The study looked at 27 different laws that covered everything from child restraint laws to taxing alcohol with a focus on laws that somehow related to DUI. They then looked at how many laws states have adopted and compared that with the number of traffic related deaths in the state. Data was examined from 1980 to 2010. In order to determine which laws to focus on, researchers stated that they looked at the following 2 criteria:
The first being that all 27 laws must be aimed at changing individual behaviors concerning either alcohol consumption and/or traffic safety, and the second being that prior research must have already conferred the health benefits of enforcing each law.
The first thing that researchers noticed was that, overall, DUI law implementation has increased over the past several decades. In 1980, states enforced about 7.7% of the laws researched and by 2010, 59% of laws were adopted.
The biggest discovery of the survey, however, was the relationship between the percentage of laws passed pertaining to DWI and the level of driving fatalities. They found that states that adopted the highest percentage of these laws had less auto accidents on average than states that adopted the least number of laws. In fact, the top quartile of states had 14.5% fewer traffic deaths than those in the lowest quartile. The results of this study suggest that DWI laws are working and the harsher a state treats offenders the more the safer the roads will be. States that implement more DWI laws are not just punishing those who drive under the influence but are also are shaping the behaviors of all drivers.
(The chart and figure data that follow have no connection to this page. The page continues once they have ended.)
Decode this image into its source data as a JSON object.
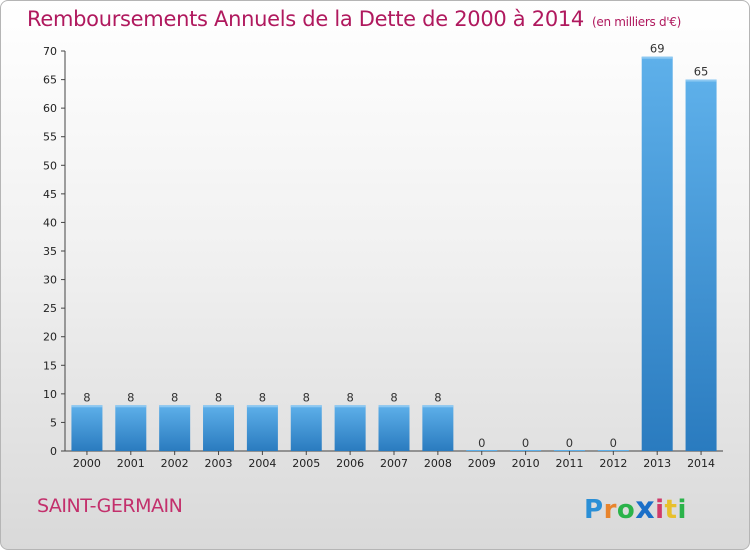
{
  "header": {
    "title": "Remboursements Annuels de la Dette de 2000 à 2014",
    "subtitle": "(en milliers d'€)"
  },
  "commune": "SAINT-GERMAIN",
  "logo": {
    "letters": [
      "P",
      "r",
      "o",
      "x",
      "i",
      "t",
      "i"
    ],
    "colors": [
      "#2a8fd6",
      "#e8842c",
      "#2bb34a",
      "#1b6fc8",
      "#d03a6a",
      "#e8c02c",
      "#2bb34a"
    ]
  },
  "chart_data": {
    "type": "bar",
    "title": "Remboursements Annuels de la Dette de 2000 à 2014",
    "subtitle": "(en milliers d'€)",
    "categories": [
      "2000",
      "2001",
      "2002",
      "2003",
      "2004",
      "2005",
      "2006",
      "2007",
      "2008",
      "2009",
      "2010",
      "2011",
      "2012",
      "2013",
      "2014"
    ],
    "values": [
      8,
      8,
      8,
      8,
      8,
      8,
      8,
      8,
      8,
      0,
      0,
      0,
      0,
      69,
      65
    ],
    "ylim": [
      0,
      70
    ],
    "yticks": [
      0,
      5,
      10,
      15,
      20,
      25,
      30,
      35,
      40,
      45,
      50,
      55,
      60,
      65,
      70
    ],
    "xlabel": "",
    "ylabel": "",
    "grid": false,
    "bar_color_top": "#5eb0ea",
    "bar_color_bottom": "#2a7bbf"
  }
}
A 2004 study by the National Highway Traffic Safety Administration found that in 2003 there were 52 alcohol-related fatalities in New Hampshire which accounted for 41% of all auto accident related fatalities. That same year the average for the U.S. was 40%.
Over the course of the study DWI rates steadily decreased as a whole. In fact, the overall number of injuries and deaths related to DWI in the U.S. has steadily declined since the 1960s. This is believed to be due in part to the presence of fewer inexperienced drivers as well as the passage of more DUI laws.
One factor that's not discussed in this study is the increase of drunk driving awareness. Perhaps states with stricter DWI laws also participate in more awareness programs. Further studies should be performed to rule out any other factors that could be affecting this trend. However, studies like this are often used to push lawmakers into passing additional legislation. Based on this study, it is a fair assumption that many states, including New Hampshire, will look to tighter their DWI laws even more in the coming years.